What are option contracts ?
Option contracts are a type of derivative instrument that gives the holder the right to buy or sell a particular asset (such as cryptocurrencies) at a specific price on a certain date. Option contracts provide protection against price increases or decreases for the buyers and can also be used for speculative purposes.
There are two types of option contracts: call option and put option. A call option holder has the right to buy an asset at a certain price on a specified date. A put option holder has the right to sell an asset at a certain price on a specified date.
What are Bitcoin and Ethereum options ?
Bitcoin and Ethereum options are financial instruments that give the holder the right to buy or sell an asset (such as Bitcoin or Ethereum) at a certain price on a specific date. These options provide the buyer with the opportunity to make a prediction about whether the price of the asset will rise or fall in the future. Ethereum options are flexible derivative contracts that allow investors to speculate on the price of ETH. Currently, the maximum loss point is set at $1,800 and represents the highest loss point for option holders.
What is an option premium ?
In a Bitcoin or Ethereum option, the option holder (buyer) pays a fee called the option premium. This fee is collected by the seller of the option. The option premium allows the buyer to have the right to buy or sell the asset.
Are volatile days coming to the cryptocurrency market ?
Recently, it was reported that the open positions (OI) in Ethereum options were high and their total nominal value exceeded $4.8 billion. Similarly, about 37,000 Bitcoin options, with a nominal value of just over $1 billion, are set to expire. Past data shows that the expiration of high-value options can cause price volatility. This can cause an increase in price fluctuations in the cryptocurrency market.
However, investors need to understand the risks associated with options and manage their risks using appropriate strategies. This requires investors to have sufficient knowledge about options and to follow market developments. Additionally, investors can use option contracts to protect themselves against price fluctuations.

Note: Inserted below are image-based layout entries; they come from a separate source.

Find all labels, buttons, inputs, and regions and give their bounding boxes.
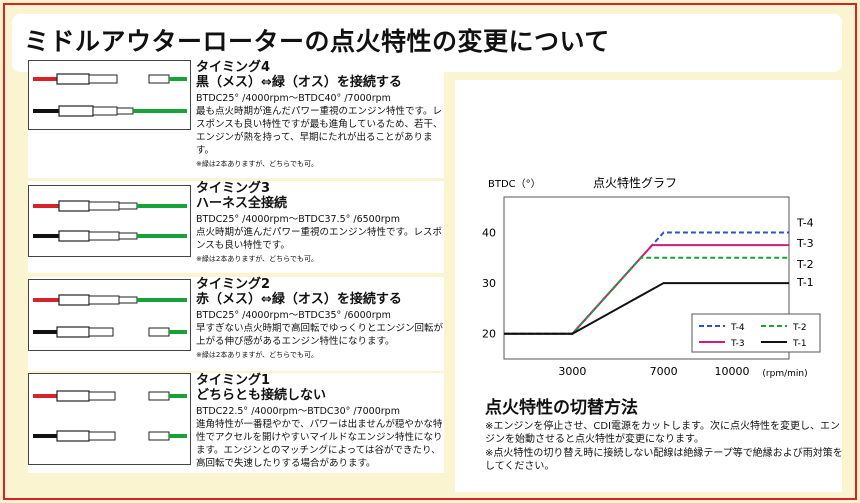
timing-3-description: 点火時期が進んだパワー重視のエンジン特性です。レスポンスも良い特性です。	[196, 227, 443, 251]
timing-2-section: タイミング2 赤（メス）⇔緑（オス）を接続する BTDC25° /4000rpm…	[28, 277, 444, 371]
timing-2-note: ※緑は2本ありますが、どちらでも可。	[196, 351, 318, 359]
chart-legend: T-4 T-2 T-3 T-1	[691, 313, 821, 353]
series-end-label: T-2	[796, 258, 814, 271]
timing-3-spec: BTDC25° /4000rpm〜BTDC37.5° /6500rpm	[196, 214, 400, 225]
timing-3-subtitle: ハーネス全接続	[196, 196, 288, 211]
timing-1-title: タイミング1	[196, 373, 271, 388]
x-axis-label: (rpm/min)	[762, 369, 807, 379]
timing-1-spec: BTDC22.5° /4000rpm〜BTDC30° /7000rpm	[196, 406, 400, 417]
series-end-label: T-1	[796, 276, 814, 289]
series-end-label: T-4	[796, 216, 814, 229]
timing-2-info: タイミング2 赤（メス）⇔緑（オス）を接続する BTDC25° /4000rpm…	[196, 277, 446, 361]
timing-4-info: タイミング4 黒（メス）⇔緑（オス）を接続する BTDC25° /4000rpm…	[196, 60, 446, 170]
legend-label: T-4	[730, 323, 745, 333]
timing-4-section: タイミング4 黒（メス）⇔緑（オス）を接続する BTDC25° /4000rpm…	[28, 60, 444, 178]
timing-3-connector-illustration	[28, 185, 191, 257]
timing-4-subtitle: 黒（メス）⇔緑（オス）を接続する	[196, 75, 402, 90]
timing-1-info: タイミング1 どちらとも接続しない BTDC22.5° /4000rpm〜BTD…	[196, 373, 446, 470]
y-tick-label: 40	[482, 226, 496, 239]
y-tick-label: 30	[482, 277, 496, 290]
timing-3-title: タイミング3	[196, 181, 271, 196]
timing-3-note: ※緑は2本ありますが、どちらでも可。	[196, 255, 318, 263]
timing-4-title: タイミング4	[196, 60, 271, 75]
timing-4-note: ※緑は2本ありますが、どちらでも可。	[196, 160, 318, 168]
wire-diagram	[33, 294, 187, 338]
timing-2-spec: BTDC25° /4000rpm〜BTDC35° /6000rpm	[196, 310, 391, 321]
timing-1-description: 進角特性が一番穏やかで、パワーは出ませんが穏やかな特性でアクセルを開けやすいマイ…	[196, 419, 443, 469]
right-panel: 点火特性グラフ BTDC（°） 20 30 40 3000 7000 10000 T-4…	[455, 80, 843, 492]
timing-1-connector-illustration	[28, 373, 191, 465]
wire-diagram	[33, 200, 187, 242]
chart-title: 点火特性グラフ	[593, 175, 677, 190]
timing-1-subtitle: どちらとも接続しない	[196, 388, 327, 403]
timing-4-spec: BTDC25° /4000rpm〜BTDC40° /7000rpm	[196, 93, 391, 104]
y-tick-label: 20	[482, 328, 496, 341]
switching-note-1: ※エンジンを停止させ、CDI電源をカットします。次に点火特性を変更し、エンジンを…	[485, 421, 841, 445]
legend-label: T-3	[730, 339, 745, 349]
switching-method-title: 点火特性の切替方法	[485, 398, 638, 418]
x-tick-label: 7000	[650, 365, 678, 378]
wire-diagram	[33, 73, 187, 117]
page-title: ミドルアウターローターの点火特性の変更について	[24, 27, 610, 56]
series-end-label: T-3	[796, 237, 814, 250]
timing-4-connector-illustration	[28, 60, 191, 130]
timing-1-section: タイミング1 どちらとも接続しない BTDC22.5° /4000rpm〜BTD…	[28, 373, 444, 473]
series-line-t-1	[504, 282, 789, 335]
x-tick-label: 10000	[715, 365, 750, 378]
timing-3-section: タイミング3 ハーネス全接続 BTDC25° /4000rpm〜BTDC37.5…	[28, 181, 444, 273]
timing-2-description: 早すぎない点火時期で高回転でゆっくりとエンジン回転が上がる伸び感があるエンジン特…	[196, 323, 444, 347]
wire-diagram	[33, 390, 187, 442]
y-axis-label: BTDC（°）	[488, 178, 541, 190]
x-tick-label: 3000	[558, 365, 586, 378]
legend-label: T-1	[792, 339, 807, 349]
ignition-graph: 点火特性グラフ BTDC（°） 20 30 40 3000 7000 10000 T-4…	[455, 162, 842, 396]
ignition-chart: 点火特性グラフ BTDC（°） 20 30 40 3000 7000 10000 T-4…	[482, 175, 821, 379]
switching-note-2: ※点火特性の切り替え時に接続しない配線は絶縁テープ等で絶縁および雨対策をしてくだ…	[485, 448, 843, 472]
timing-2-subtitle: 赤（メス）⇔緑（オス）を接続する	[196, 292, 402, 307]
timing-2-connector-illustration	[28, 279, 191, 351]
timing-3-info: タイミング3 ハーネス全接続 BTDC25° /4000rpm〜BTDC37.5…	[196, 181, 446, 265]
timing-4-description: 最も点火時期が進んだパワー重視のエンジン特性です。レスポンスも良い特性ですが最も…	[196, 106, 443, 156]
timing-2-title: タイミング2	[196, 277, 271, 292]
legend-label: T-2	[792, 323, 807, 333]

The maximum loss point for Ethereum options is set at $1,800. This level represents the strike price with the highest number of open contracts and could result in financial losses for the largest number of option holders at expiry. According to information, Ethereum Open Interest (OI) has almost 2.6 million open contracts yet to be settled and the put/call ratio is 1.09. This ratio is calculated by dividing the number of traded put (short) options by the number of traded call (long) options, and a number greater than 1 is interpreted as a bearish trend. The situation for Bitcoin options looks slightly more bullish, with a put/call ratio of 0.51.
Industry analyst Colin Wu commented on this significant shift in derivative trading and noted that Ethereum options have been trading more than Bitcoin options for over a month.
In summary, the expiration of high-value option contracts in the cryptocurrency market may cause price volatility. It is important for investors to understand the risks associated with options and manage their risks using appropriate strategies.